By: Andy Hershberger, WMUR
MANCHESTER, N.H. — With Labor Day and the end of the summer tourism season, business owners said they're doing the best they can and trying to hold everything together until next year.
Mike Somers, president of the New Hampshire Lodging and Restaurant Association, said he has never seen anything take an economic toll like the coronavirus pandemic has. The vital summer tourism season was cut in half while the number of visitors was limited.
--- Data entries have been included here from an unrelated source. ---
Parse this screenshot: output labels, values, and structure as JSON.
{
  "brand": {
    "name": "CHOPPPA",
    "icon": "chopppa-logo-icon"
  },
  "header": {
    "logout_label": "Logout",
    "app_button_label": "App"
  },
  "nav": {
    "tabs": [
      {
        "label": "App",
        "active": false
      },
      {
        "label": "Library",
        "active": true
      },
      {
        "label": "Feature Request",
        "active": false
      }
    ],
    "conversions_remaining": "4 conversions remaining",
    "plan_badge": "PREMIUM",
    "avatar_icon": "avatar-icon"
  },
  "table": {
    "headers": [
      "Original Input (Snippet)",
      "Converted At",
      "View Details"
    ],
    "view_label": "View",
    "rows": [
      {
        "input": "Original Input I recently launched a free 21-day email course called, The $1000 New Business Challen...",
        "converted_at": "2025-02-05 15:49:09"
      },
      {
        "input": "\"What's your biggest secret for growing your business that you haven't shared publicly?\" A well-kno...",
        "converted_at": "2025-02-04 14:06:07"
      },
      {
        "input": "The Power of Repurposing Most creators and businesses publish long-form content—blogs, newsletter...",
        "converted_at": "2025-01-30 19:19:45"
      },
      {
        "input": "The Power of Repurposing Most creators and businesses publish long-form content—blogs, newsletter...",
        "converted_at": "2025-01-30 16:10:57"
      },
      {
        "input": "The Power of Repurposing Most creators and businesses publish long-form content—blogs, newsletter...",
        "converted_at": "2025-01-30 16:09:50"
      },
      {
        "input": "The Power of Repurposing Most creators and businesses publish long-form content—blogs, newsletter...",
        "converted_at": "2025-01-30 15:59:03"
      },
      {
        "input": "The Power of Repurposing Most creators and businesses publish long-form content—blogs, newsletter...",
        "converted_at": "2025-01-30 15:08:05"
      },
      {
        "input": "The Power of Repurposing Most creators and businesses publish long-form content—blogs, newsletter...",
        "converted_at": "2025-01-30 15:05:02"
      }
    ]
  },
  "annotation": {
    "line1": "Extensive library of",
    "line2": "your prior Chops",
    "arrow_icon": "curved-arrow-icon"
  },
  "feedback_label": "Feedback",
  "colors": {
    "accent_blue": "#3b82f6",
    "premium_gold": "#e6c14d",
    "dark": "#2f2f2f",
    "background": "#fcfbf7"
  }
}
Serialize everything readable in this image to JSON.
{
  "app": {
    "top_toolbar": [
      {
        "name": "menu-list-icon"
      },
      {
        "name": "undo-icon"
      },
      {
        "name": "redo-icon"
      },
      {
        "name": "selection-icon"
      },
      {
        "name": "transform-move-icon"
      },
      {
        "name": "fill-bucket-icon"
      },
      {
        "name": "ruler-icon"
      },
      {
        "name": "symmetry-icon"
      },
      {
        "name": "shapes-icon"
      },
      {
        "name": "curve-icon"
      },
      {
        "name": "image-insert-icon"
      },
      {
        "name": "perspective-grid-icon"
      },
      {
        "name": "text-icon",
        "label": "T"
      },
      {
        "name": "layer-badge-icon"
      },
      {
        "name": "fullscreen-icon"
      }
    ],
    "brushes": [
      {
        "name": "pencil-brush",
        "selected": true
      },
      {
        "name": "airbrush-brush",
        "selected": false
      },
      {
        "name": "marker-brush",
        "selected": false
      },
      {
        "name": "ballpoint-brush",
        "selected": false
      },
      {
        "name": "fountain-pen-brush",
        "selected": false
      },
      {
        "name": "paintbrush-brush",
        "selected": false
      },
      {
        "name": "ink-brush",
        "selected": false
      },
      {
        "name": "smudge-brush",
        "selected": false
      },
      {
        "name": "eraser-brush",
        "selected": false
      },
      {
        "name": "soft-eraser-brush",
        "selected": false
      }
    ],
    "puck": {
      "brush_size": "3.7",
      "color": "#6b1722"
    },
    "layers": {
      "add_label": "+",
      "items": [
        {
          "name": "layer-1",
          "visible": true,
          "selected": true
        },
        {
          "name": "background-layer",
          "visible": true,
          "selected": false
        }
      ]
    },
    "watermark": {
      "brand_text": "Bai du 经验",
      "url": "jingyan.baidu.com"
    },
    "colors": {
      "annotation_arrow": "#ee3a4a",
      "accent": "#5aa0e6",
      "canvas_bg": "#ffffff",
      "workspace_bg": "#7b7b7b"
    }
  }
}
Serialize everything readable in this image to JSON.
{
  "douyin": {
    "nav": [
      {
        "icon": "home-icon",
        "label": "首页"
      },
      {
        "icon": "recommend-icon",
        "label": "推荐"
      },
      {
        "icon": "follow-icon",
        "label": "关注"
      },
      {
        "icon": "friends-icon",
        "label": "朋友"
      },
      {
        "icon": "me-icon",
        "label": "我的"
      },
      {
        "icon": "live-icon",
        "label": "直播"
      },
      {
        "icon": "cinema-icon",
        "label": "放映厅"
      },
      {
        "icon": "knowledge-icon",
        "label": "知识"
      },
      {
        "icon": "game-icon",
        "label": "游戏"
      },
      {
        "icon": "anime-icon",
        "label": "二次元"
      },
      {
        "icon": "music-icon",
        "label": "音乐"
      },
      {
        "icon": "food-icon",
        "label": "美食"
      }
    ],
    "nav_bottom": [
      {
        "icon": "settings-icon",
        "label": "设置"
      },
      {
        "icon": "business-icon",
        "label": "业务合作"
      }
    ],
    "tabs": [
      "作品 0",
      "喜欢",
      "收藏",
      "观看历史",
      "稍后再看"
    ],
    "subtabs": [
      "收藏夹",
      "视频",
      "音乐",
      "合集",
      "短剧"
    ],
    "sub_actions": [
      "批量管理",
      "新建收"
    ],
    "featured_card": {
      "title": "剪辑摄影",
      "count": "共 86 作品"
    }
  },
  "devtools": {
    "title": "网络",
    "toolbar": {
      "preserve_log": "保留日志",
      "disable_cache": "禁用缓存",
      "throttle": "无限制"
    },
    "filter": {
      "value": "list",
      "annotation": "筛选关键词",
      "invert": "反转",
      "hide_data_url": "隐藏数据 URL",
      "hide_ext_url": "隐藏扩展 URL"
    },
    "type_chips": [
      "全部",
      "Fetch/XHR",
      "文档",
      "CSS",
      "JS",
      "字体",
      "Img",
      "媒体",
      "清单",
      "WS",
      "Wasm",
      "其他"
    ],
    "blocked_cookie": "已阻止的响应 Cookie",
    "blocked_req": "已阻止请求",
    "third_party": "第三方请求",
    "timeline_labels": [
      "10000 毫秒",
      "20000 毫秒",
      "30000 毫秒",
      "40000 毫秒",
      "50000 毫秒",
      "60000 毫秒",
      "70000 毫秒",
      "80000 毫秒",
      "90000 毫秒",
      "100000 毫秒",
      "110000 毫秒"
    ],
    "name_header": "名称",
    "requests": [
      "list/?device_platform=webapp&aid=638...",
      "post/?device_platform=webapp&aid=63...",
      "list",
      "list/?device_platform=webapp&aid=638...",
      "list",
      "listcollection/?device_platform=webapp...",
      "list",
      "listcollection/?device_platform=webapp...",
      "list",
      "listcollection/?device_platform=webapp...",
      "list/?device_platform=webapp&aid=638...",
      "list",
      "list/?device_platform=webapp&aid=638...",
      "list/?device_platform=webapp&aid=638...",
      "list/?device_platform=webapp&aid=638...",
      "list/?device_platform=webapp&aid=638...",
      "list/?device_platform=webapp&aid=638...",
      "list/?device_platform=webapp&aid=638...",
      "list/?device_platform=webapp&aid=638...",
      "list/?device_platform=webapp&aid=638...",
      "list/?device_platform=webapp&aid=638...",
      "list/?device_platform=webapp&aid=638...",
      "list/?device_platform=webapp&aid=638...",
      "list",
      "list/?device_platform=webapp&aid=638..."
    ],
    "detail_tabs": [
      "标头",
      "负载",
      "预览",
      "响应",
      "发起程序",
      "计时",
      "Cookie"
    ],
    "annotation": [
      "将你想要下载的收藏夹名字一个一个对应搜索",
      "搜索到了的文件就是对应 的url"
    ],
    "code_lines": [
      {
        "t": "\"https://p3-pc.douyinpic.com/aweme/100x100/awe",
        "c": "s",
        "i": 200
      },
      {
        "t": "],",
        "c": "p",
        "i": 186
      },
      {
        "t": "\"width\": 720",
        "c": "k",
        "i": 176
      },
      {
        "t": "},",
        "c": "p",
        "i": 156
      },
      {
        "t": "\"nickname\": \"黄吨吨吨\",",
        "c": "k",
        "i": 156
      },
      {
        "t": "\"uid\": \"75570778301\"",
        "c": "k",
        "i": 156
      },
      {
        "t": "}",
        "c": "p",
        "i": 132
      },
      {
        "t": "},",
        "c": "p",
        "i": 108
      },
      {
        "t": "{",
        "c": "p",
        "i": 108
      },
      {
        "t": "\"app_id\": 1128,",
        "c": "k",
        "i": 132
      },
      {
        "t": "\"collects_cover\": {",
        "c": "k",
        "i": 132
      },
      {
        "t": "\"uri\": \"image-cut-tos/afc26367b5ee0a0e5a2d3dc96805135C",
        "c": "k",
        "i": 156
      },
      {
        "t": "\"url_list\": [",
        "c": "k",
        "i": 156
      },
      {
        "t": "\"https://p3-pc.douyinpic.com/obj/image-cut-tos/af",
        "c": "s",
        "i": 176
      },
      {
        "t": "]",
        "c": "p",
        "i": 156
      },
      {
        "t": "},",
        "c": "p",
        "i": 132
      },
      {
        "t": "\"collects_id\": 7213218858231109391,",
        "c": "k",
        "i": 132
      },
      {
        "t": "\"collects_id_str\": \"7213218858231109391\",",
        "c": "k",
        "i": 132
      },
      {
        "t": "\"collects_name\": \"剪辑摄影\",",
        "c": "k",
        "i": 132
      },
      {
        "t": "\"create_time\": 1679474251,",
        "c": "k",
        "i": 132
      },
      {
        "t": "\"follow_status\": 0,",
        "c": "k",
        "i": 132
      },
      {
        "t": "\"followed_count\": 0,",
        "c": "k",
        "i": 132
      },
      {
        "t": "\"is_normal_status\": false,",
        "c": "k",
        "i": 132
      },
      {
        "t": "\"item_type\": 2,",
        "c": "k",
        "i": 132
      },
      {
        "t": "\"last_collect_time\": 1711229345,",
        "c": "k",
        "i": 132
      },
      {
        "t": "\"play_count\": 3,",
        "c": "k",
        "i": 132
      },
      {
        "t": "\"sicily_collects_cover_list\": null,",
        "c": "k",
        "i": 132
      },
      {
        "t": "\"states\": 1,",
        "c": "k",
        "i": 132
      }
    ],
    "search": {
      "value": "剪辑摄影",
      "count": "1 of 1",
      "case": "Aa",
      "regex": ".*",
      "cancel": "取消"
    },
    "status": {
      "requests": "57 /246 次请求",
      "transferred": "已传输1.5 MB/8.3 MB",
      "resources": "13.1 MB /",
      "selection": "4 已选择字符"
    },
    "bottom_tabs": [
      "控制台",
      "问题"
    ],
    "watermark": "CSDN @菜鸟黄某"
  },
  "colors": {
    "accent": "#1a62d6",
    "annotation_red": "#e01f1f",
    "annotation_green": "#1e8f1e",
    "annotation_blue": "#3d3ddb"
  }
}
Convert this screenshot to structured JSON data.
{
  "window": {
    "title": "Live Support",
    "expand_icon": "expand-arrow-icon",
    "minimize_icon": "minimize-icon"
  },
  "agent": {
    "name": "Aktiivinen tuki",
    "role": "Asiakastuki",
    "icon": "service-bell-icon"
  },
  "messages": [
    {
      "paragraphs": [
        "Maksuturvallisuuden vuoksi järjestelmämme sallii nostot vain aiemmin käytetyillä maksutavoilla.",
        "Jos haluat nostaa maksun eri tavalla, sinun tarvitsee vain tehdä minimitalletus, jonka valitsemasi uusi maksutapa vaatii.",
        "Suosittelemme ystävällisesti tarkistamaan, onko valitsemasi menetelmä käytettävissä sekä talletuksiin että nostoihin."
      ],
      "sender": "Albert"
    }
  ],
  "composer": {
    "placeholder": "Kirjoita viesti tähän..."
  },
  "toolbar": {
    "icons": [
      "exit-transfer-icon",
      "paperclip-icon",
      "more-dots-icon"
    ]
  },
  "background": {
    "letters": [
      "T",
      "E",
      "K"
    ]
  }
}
"I really think the casual and fine dining sectors have been the hardest hit," Somers said. "I think because just the two to two-and-a-half months they were closed down, there's so much ground to make up in any given year. It's just too much."
Somers said restaurants with drive-thru service and places who do primarily deliveries should be doing OK. He also said larger hotels can absorb losses better than smaller ones.
"I think we will probably have lost at least 5-10% of our businesses in the hospitality industry, and it could be as high as 20-30%, depending on a whole bunch of factors and how it plays out over the next two to three months," Somers said.
Somers said some places will continue to make money through the fall foliage and ski seasons, but most everyone is already looking to the spring.
"How do we survive until next spring, because that's legitimately when we'll likely see things begin to turn around," Somers said. "We'll have a vaccine or some mitigating factor, and at that point, people will be more open to traveling again, dining out again."
Somers said if there's a federal aid package, that will also have a big impact on whether some businesses survive the winter.